Wednesday, January 16, 2013

Demystifying the mystics

It's 6am and I can hear two older Quakers speaking earnestly about toothpaste. Yep, it's another day of "Yearly Meeting", the name for the annual Australia Quaker Gathering. If you've ever read Roald Dahl's book "The Witches", the first day of Yearly Meeting for me is a bit like the witches' AGM. Quakers from all around Australia begin to arrive and with great delight greet friends from the other side of the country that they haven't seen since last year. While there aren't the wigs, square toes, or an abhorrence towards children, there are some physical features that set Quakers apart from the rest - lots of sensible hair cuts and sensible shoes.

Mealtimes are a good opportunity for inter-generational exchange. The first morning at breakfast I overheard a rather articulate nine year old boy explaining to his grandfather why he should be permitted to walk across campus and across a busy road to reach the children's room rather than taking a lift in his grandfather's car: "Well, grandpa I have been around for 9 years and have never been hit by a car. Yet, it was only yesterday that you got lost driving across campus". Grandpa conceded defeat.

The first day of Yearly Meeting is when we hold "Summer School", a full day workshop where we can explore deep spiritual issues or creative processes. I selected to do a workshop on "Eldering", which is about the spiritual nurture of the local meeting we are part of. Elders in Quakerism are not necessarily older, and in fact the most profound experience for me in that workshop was when the facilitator's daughter, aged 18 months, waddled around the room quietly greeting all of us, pausing for longer with those who she sensed needed more loving attention. There was a wisdom in her that we often overlook in children.

The other days are taken up with meetings for worship and for business, where the Quaker process of discernment and working towards consensus are applied to a range of issues from earthcare concerns in Australia, international aid and development projects, and appropriate resourcing of our children's program. When there isn't unity on an issue, sometimes the Clerk will ask for silence so we can all centre ourselves before considering the issue again. Each person can only speak once, and there is silence between each contribution. As Friends rise to stand and voice their concerns or support, it's possible to see the energy in the room shift as the group comes to a shared understanding of the best way forward. Sometimes the final decision is different to, and in some ways better than, the original proposal.

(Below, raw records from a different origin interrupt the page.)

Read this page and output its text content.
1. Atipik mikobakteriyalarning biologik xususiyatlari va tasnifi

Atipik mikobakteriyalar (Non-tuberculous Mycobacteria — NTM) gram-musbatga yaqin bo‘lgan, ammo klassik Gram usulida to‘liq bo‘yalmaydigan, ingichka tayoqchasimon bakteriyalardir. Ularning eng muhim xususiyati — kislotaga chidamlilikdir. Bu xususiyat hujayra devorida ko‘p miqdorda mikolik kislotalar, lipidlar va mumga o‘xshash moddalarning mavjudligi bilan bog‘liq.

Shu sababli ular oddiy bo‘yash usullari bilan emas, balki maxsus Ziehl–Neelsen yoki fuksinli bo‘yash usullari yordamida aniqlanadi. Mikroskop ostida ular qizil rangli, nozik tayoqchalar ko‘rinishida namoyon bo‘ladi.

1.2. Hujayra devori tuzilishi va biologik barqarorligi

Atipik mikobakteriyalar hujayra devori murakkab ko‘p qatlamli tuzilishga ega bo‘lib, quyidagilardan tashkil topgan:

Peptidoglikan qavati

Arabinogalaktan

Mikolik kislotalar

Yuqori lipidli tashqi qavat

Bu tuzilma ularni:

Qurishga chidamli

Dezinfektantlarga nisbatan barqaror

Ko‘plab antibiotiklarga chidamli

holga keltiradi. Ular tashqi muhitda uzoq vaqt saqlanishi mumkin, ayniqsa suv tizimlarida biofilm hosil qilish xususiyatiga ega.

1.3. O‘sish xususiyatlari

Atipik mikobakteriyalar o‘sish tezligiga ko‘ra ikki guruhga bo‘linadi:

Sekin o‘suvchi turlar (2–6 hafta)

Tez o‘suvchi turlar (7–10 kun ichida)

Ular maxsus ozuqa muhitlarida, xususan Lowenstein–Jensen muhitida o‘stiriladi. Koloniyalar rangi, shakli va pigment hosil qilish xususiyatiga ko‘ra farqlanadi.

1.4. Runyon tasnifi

Taking a break to cycle around Lake Ginnunderra
But it's not all serious stuff. There is always time for hugs, smiles, and more earnest conversations about toothpaste or the time and energy saved drinking tea with cold water. One Young Friend fondly remembers a year when he was invited to spend an entire afternoon learning Tibetan throat singing.

During the week the children have their own sessions, with older Quakers joining them to share stories from their life experience or to hear what the children have been up to. Older Quakers take seriously the care and nurture of their younger counterparts, taking the opportunity when given, to teach experientially about Quaker process. I can remember one year when I was a teenager, it had come to pass that one of the phones in the dormitories had been broken, possibly as a result of enthusiastic over-use. Rather than attribute blame, or swift discipline, our adult carers asked us to sit in a circle and "discuss" the issue of the broken phone and what to do about it. As the sun became stronger and stronger, and our stomachs hungrier, we discussed and discussed without "unity", until finally one of our number stood, and declared that he thought perhaps it was in fact he who had broken the phone after all. We all breathed a sigh of relief, agreed to share the costs of the repair, and finally went to lunch.

Invariably the staff at the university where we are staying are not used to a group with so many vegetarians and people with other dietary requirements, and so soon enough a brash Quaker who needs her energy for the next session will be heard explaining in no uncertain terms to the kitchen staff that salad doesn't cut it - they need to provide protein to the vegetarians! Slowly, under the guidance of more brash Quakers, the quality of the vegetarian meals improves over the course of the week, until we are inundated with beans, eggs and tofu.

The final night of Yearly Meeting is when we hold the concert. Suddenly all semblance of quietness dissipates, and there is poetry, singing, laughter and dance. My favourite act this year was Young Friends' Australian rendition of Jon Watt's slightly irreverent flash mob rap song "Friend speaks my mind", closely followed by the Children's mock news segment and weather report for 2050, highlighting the risks of not acting immediately on climate change.

All too soon, it's time to go home, and I hope yet again that the hugs, smiles and enriching conversations will lovingly sustain and hold me throughout the coming year, enabling me to go about my life with integrity. The challenge for me is to find ways to recreate this same sense of community, love, passion and depth in my everyday life.